5.5       Aan de andere opmerkingen van klager gaat het College voorbij, ofwel omdat de relevantie daarvan voor de klacht jegens verweerster ontbreekt ofwel omdat verweerster deze heeft bestreden en de juistheid van enig overig door klager aan verweerster gemaakt verwijt niet valt vast te stellen.

5.6       Om bovenstaande redenen zal de klacht zonder nader onderzoek als kennelijk ongegrond worden afgewezen.

6.       De beslissing

Het Regionaal Tuchtcollege voor de Gezondheidszorg te Den Haag beslist als volgt:

wijst de klacht af.

Deze beslissing is gegeven op 26 februari 2019 door  E.J. Daalder, voorzitter, C.H. van Breevoort-de Bruin, lid-jurist, M. Bezemer, S. Veersema, H.N. Koetsier, leden-beroepsgenoten, bijgestaan door E.C. Zandman, secretaris.

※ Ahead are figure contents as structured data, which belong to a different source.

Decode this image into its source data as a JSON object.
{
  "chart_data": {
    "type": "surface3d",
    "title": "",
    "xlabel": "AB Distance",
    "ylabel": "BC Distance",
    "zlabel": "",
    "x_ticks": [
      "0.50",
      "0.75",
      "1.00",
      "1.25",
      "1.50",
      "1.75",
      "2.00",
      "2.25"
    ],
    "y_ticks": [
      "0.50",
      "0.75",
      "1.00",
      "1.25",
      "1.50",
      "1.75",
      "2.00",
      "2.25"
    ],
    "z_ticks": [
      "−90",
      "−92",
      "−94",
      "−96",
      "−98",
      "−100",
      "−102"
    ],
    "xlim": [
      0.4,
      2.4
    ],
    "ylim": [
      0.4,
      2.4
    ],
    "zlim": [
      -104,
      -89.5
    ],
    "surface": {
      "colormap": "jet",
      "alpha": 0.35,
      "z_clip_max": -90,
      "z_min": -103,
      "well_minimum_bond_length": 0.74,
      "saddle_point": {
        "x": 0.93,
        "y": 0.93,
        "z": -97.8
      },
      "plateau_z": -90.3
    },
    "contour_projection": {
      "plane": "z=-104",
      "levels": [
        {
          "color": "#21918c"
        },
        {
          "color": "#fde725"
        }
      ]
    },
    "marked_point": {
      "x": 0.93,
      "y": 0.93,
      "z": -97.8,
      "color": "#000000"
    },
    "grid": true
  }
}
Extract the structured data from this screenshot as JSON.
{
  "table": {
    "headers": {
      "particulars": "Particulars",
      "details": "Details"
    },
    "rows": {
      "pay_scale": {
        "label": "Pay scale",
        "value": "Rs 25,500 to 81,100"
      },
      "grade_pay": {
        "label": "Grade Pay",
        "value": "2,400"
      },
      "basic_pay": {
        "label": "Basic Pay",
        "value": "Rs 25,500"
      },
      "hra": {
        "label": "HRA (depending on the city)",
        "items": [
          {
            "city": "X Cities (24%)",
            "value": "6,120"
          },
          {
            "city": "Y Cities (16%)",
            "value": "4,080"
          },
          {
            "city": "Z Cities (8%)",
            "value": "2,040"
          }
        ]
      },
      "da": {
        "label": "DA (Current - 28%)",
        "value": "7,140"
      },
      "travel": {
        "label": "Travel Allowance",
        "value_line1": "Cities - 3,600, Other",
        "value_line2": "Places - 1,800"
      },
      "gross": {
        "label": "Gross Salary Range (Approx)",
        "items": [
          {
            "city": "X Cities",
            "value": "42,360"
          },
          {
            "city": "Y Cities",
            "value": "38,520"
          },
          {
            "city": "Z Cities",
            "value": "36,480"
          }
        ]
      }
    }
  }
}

voorzitter                                                                                          secretaris

Tegen deze beslissing kan binnen zes weken na de dag van verzending van het afschrift ervan schriftelijk hoger beroep worden ingesteld bij het Centrale Tuchtcollege voor de Gezond­heidszorg door:

a.         de klager en/of klaagster, voor zover de klacht is afgewezen, of voor zover hij/zij niet-ontvankelijk is verklaard;

b.         degene over wie is geklaagd;

c.         de hoofdinspecteur of de regionale inspecteur Gezondheidszorg en Jeugd, wie de aangelegenheid uit hoofde van de hem toevertrouwde belangen aangaat.

Het tot het Centrale Tuchtcollege voor de Gezondheidszorg gerichte beroep­schrift wordt ingezon­den bij de secretaris van het Regionaal Tuchtcolle­ge voor de Gezondheidszorg te

Den Haag, door wie het binnen de beroepstermijn moet zijn ontvangen.

Indien het beroepschrift op of na 1 april 2019 wordt ontvangen, is voor de indiening daarvan een griffierecht van € 50,- verschuldigd. U ontvangt hierover bericht van het Centraal Tuchtcollege. Als degene die in beroep is gegaan geheel of gedeeltelijk in het gelijk wordt gesteld, wordt het griffierecht terugbetaald.